As part of a recent ESG research project, 340 enterprise cybersecurity, GRC, and IT professionals were asked to compare cyber risk management today with how it was two years ago. The data indicates that 39% of survey respondents believe that cyber risk management is significantly more difficult today than it was two years ago, while another 34% say that cyber risk management is somewhat more difficult today than it was two years ago.
Why do 73% of cybersecurity, GRC, and IT professionals believe cyber risk management is more problematic? Several issues stand out:
- The ever-growing attack surface. Forty-three percent of respondents say that cyber risk management is more difficult today because their organization has moved more workloads to the public cloud. Furthermore, 41% say their organization has more sensitive data while 39% claim they have more devices on the network.
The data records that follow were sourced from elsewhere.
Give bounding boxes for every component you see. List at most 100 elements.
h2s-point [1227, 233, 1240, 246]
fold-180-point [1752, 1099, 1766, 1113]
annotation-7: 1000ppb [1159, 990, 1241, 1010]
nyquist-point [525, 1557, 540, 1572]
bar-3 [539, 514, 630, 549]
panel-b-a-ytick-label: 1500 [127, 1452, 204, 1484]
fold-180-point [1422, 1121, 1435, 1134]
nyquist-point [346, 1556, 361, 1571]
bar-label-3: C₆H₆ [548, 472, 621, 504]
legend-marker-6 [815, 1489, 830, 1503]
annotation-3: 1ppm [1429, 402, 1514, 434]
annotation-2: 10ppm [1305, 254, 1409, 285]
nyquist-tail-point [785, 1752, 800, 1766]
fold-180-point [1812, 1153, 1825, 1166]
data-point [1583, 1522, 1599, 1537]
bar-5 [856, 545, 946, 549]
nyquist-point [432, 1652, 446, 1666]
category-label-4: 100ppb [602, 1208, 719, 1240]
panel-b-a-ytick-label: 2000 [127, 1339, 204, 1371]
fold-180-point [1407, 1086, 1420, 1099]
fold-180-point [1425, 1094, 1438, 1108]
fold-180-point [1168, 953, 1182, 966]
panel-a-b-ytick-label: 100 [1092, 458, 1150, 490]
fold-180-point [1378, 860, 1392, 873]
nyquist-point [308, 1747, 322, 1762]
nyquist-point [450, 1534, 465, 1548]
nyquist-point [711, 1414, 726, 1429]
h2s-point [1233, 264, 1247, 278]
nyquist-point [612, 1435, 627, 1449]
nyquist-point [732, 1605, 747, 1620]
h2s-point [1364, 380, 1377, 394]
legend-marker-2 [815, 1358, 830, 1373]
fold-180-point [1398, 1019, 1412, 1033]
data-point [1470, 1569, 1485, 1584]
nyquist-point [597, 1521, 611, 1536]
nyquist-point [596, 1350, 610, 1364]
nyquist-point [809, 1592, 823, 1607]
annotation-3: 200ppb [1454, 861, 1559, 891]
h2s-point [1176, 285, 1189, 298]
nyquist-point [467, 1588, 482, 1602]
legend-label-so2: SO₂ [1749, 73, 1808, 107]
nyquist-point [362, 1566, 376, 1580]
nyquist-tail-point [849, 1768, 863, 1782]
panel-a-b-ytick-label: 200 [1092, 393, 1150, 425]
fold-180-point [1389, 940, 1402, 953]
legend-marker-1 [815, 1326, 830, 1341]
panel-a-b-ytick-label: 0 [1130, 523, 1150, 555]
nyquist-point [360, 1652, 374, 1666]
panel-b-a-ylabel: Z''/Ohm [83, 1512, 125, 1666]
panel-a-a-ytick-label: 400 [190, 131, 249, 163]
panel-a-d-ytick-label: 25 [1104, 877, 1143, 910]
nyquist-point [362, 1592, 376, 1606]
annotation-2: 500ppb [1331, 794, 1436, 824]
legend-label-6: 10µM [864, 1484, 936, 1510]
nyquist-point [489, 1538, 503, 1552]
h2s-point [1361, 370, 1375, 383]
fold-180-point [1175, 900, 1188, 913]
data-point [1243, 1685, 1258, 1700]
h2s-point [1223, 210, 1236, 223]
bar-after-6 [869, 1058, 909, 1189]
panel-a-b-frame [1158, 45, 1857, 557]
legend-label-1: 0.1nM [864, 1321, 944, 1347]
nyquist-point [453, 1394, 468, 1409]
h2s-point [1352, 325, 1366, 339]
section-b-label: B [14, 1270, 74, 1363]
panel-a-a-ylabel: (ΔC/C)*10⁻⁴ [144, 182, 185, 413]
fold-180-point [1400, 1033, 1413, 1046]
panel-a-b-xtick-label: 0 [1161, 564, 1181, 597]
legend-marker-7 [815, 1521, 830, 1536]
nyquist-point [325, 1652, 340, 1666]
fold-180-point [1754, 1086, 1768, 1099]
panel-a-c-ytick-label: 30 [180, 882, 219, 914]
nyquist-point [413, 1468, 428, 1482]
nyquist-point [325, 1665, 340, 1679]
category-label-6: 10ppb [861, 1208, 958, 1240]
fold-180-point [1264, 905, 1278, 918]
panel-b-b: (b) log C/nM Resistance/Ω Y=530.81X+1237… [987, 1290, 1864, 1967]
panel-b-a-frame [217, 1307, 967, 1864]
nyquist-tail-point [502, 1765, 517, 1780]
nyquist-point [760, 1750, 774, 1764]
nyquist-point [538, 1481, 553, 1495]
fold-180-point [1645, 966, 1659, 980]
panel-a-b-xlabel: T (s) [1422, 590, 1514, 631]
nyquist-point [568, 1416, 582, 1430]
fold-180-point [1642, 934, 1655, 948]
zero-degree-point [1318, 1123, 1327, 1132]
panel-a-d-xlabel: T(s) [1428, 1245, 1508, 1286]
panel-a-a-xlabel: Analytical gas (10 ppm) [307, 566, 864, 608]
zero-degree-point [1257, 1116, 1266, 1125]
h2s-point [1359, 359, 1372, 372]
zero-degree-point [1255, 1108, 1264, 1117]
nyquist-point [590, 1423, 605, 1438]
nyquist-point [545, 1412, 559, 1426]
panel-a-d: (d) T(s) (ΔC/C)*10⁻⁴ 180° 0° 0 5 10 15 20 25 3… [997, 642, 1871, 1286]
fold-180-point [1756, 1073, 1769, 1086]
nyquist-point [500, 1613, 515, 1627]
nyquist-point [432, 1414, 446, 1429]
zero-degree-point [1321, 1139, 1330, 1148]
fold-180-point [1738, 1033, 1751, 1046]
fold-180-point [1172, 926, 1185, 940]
All these IT additions point to a common problem: Enterprises have a lot more stuff to protect than they did just two years ago. By the way, this trend never ceases.
- More vulnerabilities. Forty-two percent of those surveyed say that cyber risk management is more difficult today because the number of software vulnerabilities has increased. There are also plenty of other vulnerability issues like misconfigured devices, systems, administrator accounts, untrained users, etc.
- The dangerous threat landscape. Forty-two percent of those surveyed say that cyber risk management is more difficult today because the technical sophistication of cyber-adversaries has increased. This is also a perpetual trend.
- Business requirements. Thirty percent of those surveyed say that cyber risk management is more difficult today because business managers are asking for more risk management analysis and reporting. So, I guess cybersecurity really is a boardroom issue.
Think about this data from a CISO perspective. Your bosses are pushing you for more frequent updates on cyber risk management and they want it presented in a business context. Meanwhile, your staff, which is likely incrementally bigger than it was two years ago if at all, must collect, process, analyze, and report on risk management across an increasing and vulnerable attack surface, which is being targeted by more sophisticated cyber-adversaries.